38. Il s’ensuit que ce grief est manifestement mal fondé et doit être rejeté en application de l’article 35 §§ 3 (a) et 4 de la Convention.
C. Sur le grief tiré de l’article 13 de la Convention
39. Les estiment n’avoir pas disposé d’un recours effectif quant aux violations des articles 6 § 1 et 1 du Protocole no 1 qu’ils allèguent, en raison du « revirement de jurisprudence » de la Cour de cassation. Ils invoquent l’article 13 de la Convention, qui dispose :
« Toute personne dont les droits et libertés reconnus dans la (...) Convention ont été violés, a droit à l’octroi d’un recours effectif devant une instance nationale, alors même que la violation aurait été commise par des personnes agissant dans l’exercice de leurs fonctions officielles. »

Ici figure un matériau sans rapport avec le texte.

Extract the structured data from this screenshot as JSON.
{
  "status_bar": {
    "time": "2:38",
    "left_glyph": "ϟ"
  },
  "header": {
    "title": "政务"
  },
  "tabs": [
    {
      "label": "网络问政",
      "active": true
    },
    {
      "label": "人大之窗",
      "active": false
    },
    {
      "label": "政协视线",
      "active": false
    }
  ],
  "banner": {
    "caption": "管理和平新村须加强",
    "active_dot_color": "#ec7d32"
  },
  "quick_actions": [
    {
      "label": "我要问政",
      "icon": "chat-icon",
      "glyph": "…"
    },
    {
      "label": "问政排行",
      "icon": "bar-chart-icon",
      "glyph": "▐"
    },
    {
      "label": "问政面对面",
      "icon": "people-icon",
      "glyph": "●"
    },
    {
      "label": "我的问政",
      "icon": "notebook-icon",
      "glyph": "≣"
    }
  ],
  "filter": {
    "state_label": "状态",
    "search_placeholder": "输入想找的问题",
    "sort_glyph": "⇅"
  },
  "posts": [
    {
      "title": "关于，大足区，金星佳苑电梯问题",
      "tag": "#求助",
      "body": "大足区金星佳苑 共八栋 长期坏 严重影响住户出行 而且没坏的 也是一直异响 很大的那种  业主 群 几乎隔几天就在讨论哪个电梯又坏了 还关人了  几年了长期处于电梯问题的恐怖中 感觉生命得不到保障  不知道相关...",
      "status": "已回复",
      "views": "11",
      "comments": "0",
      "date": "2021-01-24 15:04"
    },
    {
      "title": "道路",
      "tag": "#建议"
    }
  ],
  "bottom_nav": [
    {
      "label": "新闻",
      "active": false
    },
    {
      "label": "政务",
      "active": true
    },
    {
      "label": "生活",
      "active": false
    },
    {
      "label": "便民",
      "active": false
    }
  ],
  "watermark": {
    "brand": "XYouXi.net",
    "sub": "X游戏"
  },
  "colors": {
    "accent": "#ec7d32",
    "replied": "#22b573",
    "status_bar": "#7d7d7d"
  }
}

40. La Cour ayant déjà examiné ce grief sous l’angle de l’article 6 § 1 (paragraphes 30-32 ci-dessus), il n’y a pas lieu de l’examiner sous l’angle de l’article 13, dont les exigences sont moins strictes (Kudła c. Pologne [GC], no 30210/96, § 146, CEDH 2000‑XI).
Par ces motifs, la Cour, à l’unanimité,
Déclare la requête irrecevable.
Claudia WesterdiekDean Spielmann
GrefièrePrésident
ANNEXE
Les requérants
1. Angel Nardari, né en 1925 et résidant à Blagnac.
2. Nadine Nardari, née en 1959 et résidant à Toulouse.
3. Jean-Paul Nardari, né en 1952 et résidant à Blagnac.
4. Gilles Nardari, né en 1949 et résidant à Blagnac.
5. Flora Santaga, veuve Nardari, née en 1926 et résidant à Blagnac.
6. Luc Nardari, né en 1958 et résidant à Blagnac.
7. Claude Nardari, né en 1956 et résidant à Blagnac.
8. Joël Nardari, né en 1957 et résidant à Beauzelle.
9. Alain Debax, né en 1951 et résidant à Blagnac.
10. Muriel Debax, née en 1979 et résidant à Blagnac.
11. Nadège Debax, née en 1985 et résidant à Blagnac.